Information extraction is a main component in any knowledge graph pipeline. The goal is to extract information from raw data. This is an active area as NLP techniques are still not good at understanding natural languages due to subtlety, ambiguity, and irregularity. The early goal of information extraction was to extract key information such as the entities, relations, events, and attributes.
Generally, an information extraction systems are constrained by an underlying ontology although in recent years, Open information extraction has gain popularity. There are many techniques being researched and explored today, which includes rule-based, conditional random fields (CRFs), and deep neural networks.

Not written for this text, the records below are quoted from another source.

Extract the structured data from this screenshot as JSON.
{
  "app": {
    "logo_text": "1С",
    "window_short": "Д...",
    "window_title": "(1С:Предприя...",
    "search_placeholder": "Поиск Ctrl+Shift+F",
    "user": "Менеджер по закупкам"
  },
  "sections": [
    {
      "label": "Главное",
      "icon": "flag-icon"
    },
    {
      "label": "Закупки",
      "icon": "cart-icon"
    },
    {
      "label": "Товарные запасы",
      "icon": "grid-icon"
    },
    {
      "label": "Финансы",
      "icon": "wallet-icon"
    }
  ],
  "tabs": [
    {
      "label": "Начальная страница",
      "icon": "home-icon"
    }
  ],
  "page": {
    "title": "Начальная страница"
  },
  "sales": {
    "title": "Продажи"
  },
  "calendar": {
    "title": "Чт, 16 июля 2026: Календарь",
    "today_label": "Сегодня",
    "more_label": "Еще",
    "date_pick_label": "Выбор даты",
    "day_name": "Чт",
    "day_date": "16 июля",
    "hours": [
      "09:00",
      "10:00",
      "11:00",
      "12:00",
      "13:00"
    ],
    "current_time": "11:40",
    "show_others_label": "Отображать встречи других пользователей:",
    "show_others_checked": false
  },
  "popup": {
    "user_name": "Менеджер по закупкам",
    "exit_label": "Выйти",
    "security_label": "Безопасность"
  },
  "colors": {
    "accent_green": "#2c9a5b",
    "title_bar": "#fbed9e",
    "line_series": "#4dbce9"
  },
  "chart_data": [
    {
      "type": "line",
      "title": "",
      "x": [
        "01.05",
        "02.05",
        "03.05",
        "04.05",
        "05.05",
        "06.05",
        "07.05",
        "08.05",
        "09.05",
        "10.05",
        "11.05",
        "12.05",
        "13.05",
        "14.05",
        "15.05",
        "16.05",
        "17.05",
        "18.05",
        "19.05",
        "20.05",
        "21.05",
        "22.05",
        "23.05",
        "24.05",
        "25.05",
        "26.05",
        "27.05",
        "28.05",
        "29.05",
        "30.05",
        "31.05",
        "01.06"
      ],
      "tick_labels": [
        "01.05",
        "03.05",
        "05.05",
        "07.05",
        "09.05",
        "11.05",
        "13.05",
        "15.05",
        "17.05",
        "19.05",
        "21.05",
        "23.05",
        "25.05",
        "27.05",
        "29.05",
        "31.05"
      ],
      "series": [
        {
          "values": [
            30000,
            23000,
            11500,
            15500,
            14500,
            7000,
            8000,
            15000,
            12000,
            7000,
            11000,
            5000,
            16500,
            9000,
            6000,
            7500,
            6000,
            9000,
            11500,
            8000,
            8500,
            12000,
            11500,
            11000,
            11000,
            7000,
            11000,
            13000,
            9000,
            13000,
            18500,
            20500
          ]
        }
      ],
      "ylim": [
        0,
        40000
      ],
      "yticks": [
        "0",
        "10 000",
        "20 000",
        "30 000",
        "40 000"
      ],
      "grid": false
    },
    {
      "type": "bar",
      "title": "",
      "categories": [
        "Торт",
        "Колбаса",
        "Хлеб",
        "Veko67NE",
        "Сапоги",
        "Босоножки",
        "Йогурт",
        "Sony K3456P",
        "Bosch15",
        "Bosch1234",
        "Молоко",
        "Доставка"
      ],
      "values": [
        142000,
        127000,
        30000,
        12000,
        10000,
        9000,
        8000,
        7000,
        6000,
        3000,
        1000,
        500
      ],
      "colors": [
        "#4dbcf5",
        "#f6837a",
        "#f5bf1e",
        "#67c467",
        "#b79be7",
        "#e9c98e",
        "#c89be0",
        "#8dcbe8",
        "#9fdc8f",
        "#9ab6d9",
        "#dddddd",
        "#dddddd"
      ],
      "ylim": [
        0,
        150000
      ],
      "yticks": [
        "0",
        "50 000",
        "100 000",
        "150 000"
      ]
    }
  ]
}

The challenges of information extraction
Lack of labelled data – SOTA systems tend to be supervised models and labelling data tends to be expensive and time-consuming
Many techniques are effective only in a “generic” setting – To apply information extraction techniques to domain-specific areas, you would need to custom train different components of the information extraction pipeline. For example, you would need to custom train an NER model to pick up financial entities
The format and heterogeneity of the raw data can represents challenge when sharing results across research groups – Where are we extracting our information from? Depending on the source of the raw data, there will be different ways of processing these information
The scope of information extraction tasks
Due to the fact that information extraction is such a broad area, we must define the scope of the problem we are trying to solve. The approach of the Web information extraction and the NLP-centric information extraction are very different in terms of how to extract entities, relations, and events. The information extraction tasks involve:
Named Entity Recognition
Web Information Extraction
For example, to build a knowledge graph from blog articles, one might build a Web information extraction system to scrape online data and obtain text data. Only once we have the text data will we be able to proceed to other information extraction tasks.